Third Maximum Number Leetcode

Given a non-empty array of integers, return the third maximum number in this array. If it does not exist, return the maximum number. The time complexity must be in O(n).

Example 1:

Input: [3, 2, 1]

Output: 1

Explanation: The third maximum is 1.

 

Example 2:

Input: [1, 2]

Output: 2

Explanation: The third maximum does not exist, so the maximum (2) is returned instead.

 

Example 3:

Input: [2, 2, 3, 1]

Output: 1

Explanation: Note that the third maximum here means the third maximum distinct number.
Both numbers with value 2 are both considered as second maximum.

 

 

这道题的点在于要把三个值设成Integer型而不是int型，这样就可以用null了。用integer注意用equals比较然后每次要检查是不是为null。
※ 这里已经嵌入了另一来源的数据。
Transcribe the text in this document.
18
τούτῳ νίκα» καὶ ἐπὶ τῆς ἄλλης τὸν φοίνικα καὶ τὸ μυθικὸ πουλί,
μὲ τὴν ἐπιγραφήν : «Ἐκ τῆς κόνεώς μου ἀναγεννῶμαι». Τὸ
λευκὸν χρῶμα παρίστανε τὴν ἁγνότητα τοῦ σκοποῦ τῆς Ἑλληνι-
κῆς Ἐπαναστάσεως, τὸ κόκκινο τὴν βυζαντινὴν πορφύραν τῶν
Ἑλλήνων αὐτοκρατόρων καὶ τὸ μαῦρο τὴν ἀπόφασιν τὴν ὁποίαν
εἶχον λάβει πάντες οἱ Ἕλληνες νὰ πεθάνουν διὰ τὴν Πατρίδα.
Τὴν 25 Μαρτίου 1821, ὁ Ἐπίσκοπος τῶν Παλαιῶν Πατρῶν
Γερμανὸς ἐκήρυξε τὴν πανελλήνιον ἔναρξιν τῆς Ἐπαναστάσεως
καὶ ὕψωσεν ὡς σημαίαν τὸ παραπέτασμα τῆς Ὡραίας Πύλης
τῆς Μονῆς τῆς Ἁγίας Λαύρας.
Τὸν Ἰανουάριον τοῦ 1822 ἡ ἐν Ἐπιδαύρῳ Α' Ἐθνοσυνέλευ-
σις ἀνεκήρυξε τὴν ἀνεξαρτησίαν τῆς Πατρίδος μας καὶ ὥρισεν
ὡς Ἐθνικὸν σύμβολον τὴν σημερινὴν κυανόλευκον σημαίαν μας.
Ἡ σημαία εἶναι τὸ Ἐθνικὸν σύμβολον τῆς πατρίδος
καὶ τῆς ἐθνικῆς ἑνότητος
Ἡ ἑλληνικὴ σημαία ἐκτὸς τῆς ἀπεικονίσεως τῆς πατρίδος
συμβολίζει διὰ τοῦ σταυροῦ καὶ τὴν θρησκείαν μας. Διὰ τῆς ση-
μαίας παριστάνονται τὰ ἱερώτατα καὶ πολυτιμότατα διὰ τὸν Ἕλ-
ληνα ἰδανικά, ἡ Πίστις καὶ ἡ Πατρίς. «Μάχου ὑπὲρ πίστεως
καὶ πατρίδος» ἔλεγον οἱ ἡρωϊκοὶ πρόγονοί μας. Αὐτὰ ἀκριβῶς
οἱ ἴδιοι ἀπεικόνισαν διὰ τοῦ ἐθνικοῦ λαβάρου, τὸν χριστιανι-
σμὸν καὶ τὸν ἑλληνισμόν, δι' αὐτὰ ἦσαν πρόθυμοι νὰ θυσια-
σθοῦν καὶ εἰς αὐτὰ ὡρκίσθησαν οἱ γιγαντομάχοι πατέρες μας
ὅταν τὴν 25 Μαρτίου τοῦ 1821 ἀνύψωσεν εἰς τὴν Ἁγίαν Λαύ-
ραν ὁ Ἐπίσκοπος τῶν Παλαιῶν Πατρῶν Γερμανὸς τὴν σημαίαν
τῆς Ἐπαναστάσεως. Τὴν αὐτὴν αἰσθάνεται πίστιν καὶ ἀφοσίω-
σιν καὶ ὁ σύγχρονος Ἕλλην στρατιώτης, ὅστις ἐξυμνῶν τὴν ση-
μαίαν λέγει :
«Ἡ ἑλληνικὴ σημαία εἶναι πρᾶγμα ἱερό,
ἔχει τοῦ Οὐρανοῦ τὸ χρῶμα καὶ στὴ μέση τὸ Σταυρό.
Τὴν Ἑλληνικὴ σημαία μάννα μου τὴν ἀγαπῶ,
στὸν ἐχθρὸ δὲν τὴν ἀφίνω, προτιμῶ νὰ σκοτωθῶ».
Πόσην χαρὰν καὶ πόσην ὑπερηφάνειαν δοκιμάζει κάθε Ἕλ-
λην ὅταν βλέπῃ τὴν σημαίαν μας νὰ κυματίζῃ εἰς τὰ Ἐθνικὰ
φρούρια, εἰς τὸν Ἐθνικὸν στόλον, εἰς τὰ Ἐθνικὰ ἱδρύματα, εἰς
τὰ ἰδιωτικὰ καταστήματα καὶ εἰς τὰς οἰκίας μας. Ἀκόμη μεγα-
另外integer.equals(null)是不会报错的，括号里是null没关系，外面不是就好了。

如果用Integer.MIN_VALUE如果真的有min value进来就没办法判断。

public class Solution {
    public int thirdMax(int[] nums) {
        Integer first = null;
        Integer second = null;
        Integer third = null;
        for (int i = 0; i < nums.length; i++) {
            if (first == null || nums[i] > first) {
                third = second;
                second = first;
                first = nums[i];
            } else if ((second == null || nums[i] > second) && nums[i] < first) {
                third = second;
                second = nums[i];
            } else if ((third == null || nums[i] > third) && (second != null && nums[i] < second)) {
                third = nums[i];
            }
        }
        return third == null ? first : third;
    }
}